Stackelberg Self-Annotation: A Robust Approach to Data-Efficient LLM Alignment
Xu Chu, Zhixin Zhang, Tianyu Jia, Yujie Jin
TL;DR
This work tackles the data-efficiency challenge in aligning LLMs with human preferences by modeling preference optimization as a Stackelberg game (SGPO) between a policy leader and a worst-case follower within an $\epsilon$-Wasserstein ball. It proves the existence of a Stackelberg equilibrium, establishes $\mathcal{O}(\epsilon)$-bounded regret under distributional shifts, and contrasts this robustness with standard DPO. The authors instantiate SGPO as SSAPO, which bootstraps from a small seed of human labels, self-annotates prompts, and employs a distributionally robust reweighting to mitigate noise, achieving strong performance with only about 1/30 of typical human annotations.

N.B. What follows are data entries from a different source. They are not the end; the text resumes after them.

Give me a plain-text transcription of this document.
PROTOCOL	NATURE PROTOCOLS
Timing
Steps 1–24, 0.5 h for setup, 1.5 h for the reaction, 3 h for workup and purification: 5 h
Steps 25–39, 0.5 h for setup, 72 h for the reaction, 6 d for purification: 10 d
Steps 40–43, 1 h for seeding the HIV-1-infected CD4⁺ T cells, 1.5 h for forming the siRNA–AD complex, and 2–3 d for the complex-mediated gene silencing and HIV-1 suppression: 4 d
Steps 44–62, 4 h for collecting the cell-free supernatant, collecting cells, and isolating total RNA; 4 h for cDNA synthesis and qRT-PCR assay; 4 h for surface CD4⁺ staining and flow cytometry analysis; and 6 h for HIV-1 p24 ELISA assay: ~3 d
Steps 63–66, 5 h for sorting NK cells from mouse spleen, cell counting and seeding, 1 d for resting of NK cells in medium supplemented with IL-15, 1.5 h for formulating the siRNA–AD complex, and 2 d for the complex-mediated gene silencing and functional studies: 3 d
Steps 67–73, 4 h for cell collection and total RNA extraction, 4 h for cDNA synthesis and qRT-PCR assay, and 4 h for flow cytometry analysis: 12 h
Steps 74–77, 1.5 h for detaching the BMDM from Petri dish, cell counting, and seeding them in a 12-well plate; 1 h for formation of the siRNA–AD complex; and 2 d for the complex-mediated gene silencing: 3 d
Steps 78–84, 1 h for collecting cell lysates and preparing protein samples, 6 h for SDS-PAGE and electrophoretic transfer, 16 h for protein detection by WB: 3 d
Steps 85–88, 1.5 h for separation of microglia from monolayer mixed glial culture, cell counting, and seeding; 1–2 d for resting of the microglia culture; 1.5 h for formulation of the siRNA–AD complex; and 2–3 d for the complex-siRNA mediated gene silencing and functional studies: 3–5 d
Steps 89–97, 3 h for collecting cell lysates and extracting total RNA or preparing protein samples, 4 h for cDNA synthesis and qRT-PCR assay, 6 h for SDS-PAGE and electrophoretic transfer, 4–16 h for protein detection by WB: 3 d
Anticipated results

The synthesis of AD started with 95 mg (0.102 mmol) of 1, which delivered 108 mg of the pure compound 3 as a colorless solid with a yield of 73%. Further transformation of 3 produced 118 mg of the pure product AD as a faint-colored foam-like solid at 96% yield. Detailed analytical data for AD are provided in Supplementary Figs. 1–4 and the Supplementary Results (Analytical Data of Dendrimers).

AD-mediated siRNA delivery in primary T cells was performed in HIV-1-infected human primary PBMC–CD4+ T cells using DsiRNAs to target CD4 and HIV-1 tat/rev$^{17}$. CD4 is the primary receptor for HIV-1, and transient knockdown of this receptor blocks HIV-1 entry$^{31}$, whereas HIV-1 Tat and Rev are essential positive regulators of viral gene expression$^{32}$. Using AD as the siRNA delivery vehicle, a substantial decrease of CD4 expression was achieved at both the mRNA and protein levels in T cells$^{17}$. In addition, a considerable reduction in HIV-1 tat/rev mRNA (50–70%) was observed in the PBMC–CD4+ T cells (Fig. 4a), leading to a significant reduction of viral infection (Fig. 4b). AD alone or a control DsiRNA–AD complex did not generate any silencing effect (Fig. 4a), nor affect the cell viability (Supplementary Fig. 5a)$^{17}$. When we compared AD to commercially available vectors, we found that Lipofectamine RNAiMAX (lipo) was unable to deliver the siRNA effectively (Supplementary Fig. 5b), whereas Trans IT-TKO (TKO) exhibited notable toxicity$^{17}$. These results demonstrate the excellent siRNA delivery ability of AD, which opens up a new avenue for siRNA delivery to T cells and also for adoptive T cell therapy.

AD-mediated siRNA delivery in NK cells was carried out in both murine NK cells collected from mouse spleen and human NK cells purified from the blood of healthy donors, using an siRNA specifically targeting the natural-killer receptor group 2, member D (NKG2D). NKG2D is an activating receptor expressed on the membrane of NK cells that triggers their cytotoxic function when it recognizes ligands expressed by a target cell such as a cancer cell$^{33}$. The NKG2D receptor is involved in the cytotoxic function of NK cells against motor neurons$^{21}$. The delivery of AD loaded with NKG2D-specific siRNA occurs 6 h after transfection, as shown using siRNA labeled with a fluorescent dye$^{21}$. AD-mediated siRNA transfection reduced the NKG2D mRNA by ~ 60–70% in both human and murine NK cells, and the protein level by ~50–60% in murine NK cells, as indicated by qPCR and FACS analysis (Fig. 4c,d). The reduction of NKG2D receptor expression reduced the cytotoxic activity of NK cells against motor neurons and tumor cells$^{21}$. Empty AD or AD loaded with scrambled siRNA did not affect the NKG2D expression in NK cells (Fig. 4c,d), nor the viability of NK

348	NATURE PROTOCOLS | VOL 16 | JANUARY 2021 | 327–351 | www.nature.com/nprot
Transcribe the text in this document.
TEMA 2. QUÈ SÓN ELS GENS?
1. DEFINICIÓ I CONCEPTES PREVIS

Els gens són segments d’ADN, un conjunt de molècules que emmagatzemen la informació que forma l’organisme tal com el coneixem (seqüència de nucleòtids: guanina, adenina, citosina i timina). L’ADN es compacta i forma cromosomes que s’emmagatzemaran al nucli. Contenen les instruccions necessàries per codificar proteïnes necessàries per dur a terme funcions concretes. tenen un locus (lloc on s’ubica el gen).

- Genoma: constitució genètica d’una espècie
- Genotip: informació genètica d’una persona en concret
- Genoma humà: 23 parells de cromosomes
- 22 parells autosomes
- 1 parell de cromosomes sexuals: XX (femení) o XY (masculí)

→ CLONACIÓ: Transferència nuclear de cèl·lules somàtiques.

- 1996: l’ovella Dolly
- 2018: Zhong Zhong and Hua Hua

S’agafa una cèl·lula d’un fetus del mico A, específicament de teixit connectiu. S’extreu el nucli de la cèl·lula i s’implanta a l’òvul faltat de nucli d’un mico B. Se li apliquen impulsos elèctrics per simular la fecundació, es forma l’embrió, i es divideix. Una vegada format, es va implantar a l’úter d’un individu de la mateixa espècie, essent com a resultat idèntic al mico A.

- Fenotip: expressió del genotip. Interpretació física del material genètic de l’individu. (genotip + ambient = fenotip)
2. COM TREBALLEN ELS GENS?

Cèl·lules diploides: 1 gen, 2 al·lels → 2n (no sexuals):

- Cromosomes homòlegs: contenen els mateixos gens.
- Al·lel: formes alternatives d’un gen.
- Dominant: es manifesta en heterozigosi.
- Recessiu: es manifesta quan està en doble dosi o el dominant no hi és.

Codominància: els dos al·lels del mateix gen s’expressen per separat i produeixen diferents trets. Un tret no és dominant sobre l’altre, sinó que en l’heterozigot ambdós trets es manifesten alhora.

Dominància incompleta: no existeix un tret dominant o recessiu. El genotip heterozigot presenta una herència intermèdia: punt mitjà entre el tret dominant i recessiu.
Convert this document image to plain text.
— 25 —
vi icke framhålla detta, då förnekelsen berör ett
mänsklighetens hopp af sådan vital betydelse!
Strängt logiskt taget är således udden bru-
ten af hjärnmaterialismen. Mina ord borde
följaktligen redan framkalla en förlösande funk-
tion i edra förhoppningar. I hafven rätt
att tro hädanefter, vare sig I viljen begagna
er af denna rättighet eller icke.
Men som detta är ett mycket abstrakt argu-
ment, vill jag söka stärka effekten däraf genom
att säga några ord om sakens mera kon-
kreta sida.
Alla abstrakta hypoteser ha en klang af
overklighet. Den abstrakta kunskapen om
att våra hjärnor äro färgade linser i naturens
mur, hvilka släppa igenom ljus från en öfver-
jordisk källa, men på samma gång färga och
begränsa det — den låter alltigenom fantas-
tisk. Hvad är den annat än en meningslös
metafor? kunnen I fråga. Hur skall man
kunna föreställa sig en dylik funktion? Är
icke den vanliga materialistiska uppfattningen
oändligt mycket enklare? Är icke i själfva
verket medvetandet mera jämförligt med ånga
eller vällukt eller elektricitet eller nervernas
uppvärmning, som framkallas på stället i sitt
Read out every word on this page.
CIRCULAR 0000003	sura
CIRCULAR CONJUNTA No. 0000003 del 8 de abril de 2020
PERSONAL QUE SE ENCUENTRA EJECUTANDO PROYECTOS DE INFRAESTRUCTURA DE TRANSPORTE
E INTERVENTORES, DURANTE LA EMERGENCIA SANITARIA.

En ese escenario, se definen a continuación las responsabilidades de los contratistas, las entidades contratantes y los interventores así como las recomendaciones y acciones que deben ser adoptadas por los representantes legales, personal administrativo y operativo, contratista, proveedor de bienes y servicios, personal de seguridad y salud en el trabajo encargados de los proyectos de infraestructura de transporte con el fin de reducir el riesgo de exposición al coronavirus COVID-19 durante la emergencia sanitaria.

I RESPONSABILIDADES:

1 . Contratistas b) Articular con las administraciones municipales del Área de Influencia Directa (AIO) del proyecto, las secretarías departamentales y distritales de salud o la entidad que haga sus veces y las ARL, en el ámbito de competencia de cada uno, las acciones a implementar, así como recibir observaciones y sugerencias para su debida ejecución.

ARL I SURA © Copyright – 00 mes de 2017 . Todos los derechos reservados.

Empirically, SSAPO delivers competitive or superior results on AlpacaEval 2.0 and MT-Bench across multiple models and shows robustness to seed-noise, highlighting a practical path to data-efficient LLM alignment at scale.
Abstract
Aligning large language models (LLMs) with human preferences typically demands vast amounts of meticulously curated data, which is both expensive and prone to labeling noise. We propose Stackelberg Game Preference Optimization (SGPO), a robust alignment framework that models alignment as a two-player Stackelberg game between a policy (leader) and a worst-case preference distribution (follower). The proposed SGPO guarantees $\mathcal{O}(ε)$-bounded regret within an $ε$-Wasserstein ball, offering formal robustness to (self-)annotation noise. We instantiate SGPO with Stackelberg Self-Annotated Preference Optimization (SSAPO), which uses minimal human-labeled "seed" preferences and iteratively self-annotates new prompts. In each iteration, SSAPO applies a distributionally robust reweighting of synthetic annotations, ensuring that noisy or biased self-labels do not derail training. Remarkably, using only 2K seed preferences -- about 1/30 of standard human labels -- SSAPO achieves strong win rates against GPT-4 across multiple benchmarks within three iterations. These results highlight that a principled Stackelberg formulation yields data-efficient alignment for LLMs, significantly reducing reliance on costly human annotations.